A typical 'peranakan' dish which is rich in flavours - fruity, spicy and creamy all at the same time.
When being introduced to 'peranakan' dishes, you may have come across these delicious curry prawns with pineapples or in the Malay language, it is called 'Udang Masak Lemak Nenas'. The tangy pineapple flavour and the fragrance of the spices makes this an appealing dish and is delicious even when simply taken with plain white rice. Blend all the required ingredients together and once that is done, cooking the curry is really simple. You may have noticed the long list of ingredients but do not be intimidated. It will be well worth the effort. That explains why this dish is so flavourful. A crucial part of the preparation is to ensure that the blended ingredients are cooked until fragrant. To complete the dish, add some strips of kaffir lime leaves to enhance its fragrance. In Germany, I found the kaffir lime leaves at the the frozen section of the Asian grocer. Skip the leaves if you are unable to get them. The curry prawns will taste just as tantalizing!
- 200 grams prawns
- 150 grams pineapple cubes
- 200 milliliters coconut milk
- 1 teaspoons tamarind paste
- 0.5 tablespoons sugar
- 3 kaffir lime leaves
- 10 chilli peppers (fresh)
- 5 shallots
- 3 garlic cloves
- 15 grams galangal
- 1 tablespoons turmeric powder
- 4 lemon grass stalks
- 2 candlenuts
- 5 grams shrimp paste (dried)
Steps to Prepare
- Toast belacan over fire or on a dry pan until fragrant.

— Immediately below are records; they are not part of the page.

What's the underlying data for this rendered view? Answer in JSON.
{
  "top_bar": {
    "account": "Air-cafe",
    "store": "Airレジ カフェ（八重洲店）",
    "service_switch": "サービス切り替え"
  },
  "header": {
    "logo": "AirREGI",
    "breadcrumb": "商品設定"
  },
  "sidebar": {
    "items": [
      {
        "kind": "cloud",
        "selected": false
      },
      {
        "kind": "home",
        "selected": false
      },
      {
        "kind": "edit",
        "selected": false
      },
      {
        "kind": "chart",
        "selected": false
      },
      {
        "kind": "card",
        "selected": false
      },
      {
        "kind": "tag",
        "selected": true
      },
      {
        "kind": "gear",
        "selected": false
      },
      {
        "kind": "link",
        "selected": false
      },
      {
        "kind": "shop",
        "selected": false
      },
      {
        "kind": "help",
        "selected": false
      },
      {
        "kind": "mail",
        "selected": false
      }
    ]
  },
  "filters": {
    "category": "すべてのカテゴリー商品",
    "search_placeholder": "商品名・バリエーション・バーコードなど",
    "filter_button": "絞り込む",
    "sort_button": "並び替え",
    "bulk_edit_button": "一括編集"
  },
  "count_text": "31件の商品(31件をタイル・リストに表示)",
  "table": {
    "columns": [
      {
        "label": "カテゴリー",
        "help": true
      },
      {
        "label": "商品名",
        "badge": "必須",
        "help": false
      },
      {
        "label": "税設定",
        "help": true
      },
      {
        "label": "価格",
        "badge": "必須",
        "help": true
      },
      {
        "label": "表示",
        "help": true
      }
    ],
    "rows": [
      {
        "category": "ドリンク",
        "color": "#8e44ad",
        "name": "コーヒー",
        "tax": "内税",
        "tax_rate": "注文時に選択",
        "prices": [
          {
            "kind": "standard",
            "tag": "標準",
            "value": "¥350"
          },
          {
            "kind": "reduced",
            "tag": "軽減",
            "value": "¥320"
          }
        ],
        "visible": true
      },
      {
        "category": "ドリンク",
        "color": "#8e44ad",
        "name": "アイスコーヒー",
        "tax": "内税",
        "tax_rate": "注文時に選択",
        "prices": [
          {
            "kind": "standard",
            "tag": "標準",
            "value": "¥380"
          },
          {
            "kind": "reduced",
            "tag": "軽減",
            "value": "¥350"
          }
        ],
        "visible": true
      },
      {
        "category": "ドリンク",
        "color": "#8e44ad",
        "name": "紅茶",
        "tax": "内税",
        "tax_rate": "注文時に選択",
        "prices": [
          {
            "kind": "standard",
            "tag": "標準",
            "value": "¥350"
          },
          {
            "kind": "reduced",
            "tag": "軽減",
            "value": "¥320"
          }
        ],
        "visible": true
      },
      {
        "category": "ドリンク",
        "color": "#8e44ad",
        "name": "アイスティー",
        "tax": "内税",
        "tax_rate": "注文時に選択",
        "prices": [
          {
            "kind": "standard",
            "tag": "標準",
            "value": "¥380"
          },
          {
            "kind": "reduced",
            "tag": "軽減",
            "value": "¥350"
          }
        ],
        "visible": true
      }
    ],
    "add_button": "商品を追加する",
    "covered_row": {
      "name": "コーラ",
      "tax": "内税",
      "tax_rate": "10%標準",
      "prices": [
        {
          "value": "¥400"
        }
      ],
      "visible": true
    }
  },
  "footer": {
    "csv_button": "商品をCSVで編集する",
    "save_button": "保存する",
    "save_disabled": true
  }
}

- Blend ingredients (B). Add water to ease the blending process.
- Add oil to pan and fry (B) until fragrant. When it is fragrant, the paste will change into a darker shade of red.
- Drain oil and pour away any excess.
- Add coconut milk. Add water to dilute curry for a more fluid consistency.
- Add pineapple and allow to simmer for 2 to 5 minutes.
- Add prawns, tamarind paste and sugar. Wait until prawns cooked.
- Finally, switch off the stove and add kaffir lime leaves. Mix evenly and serve.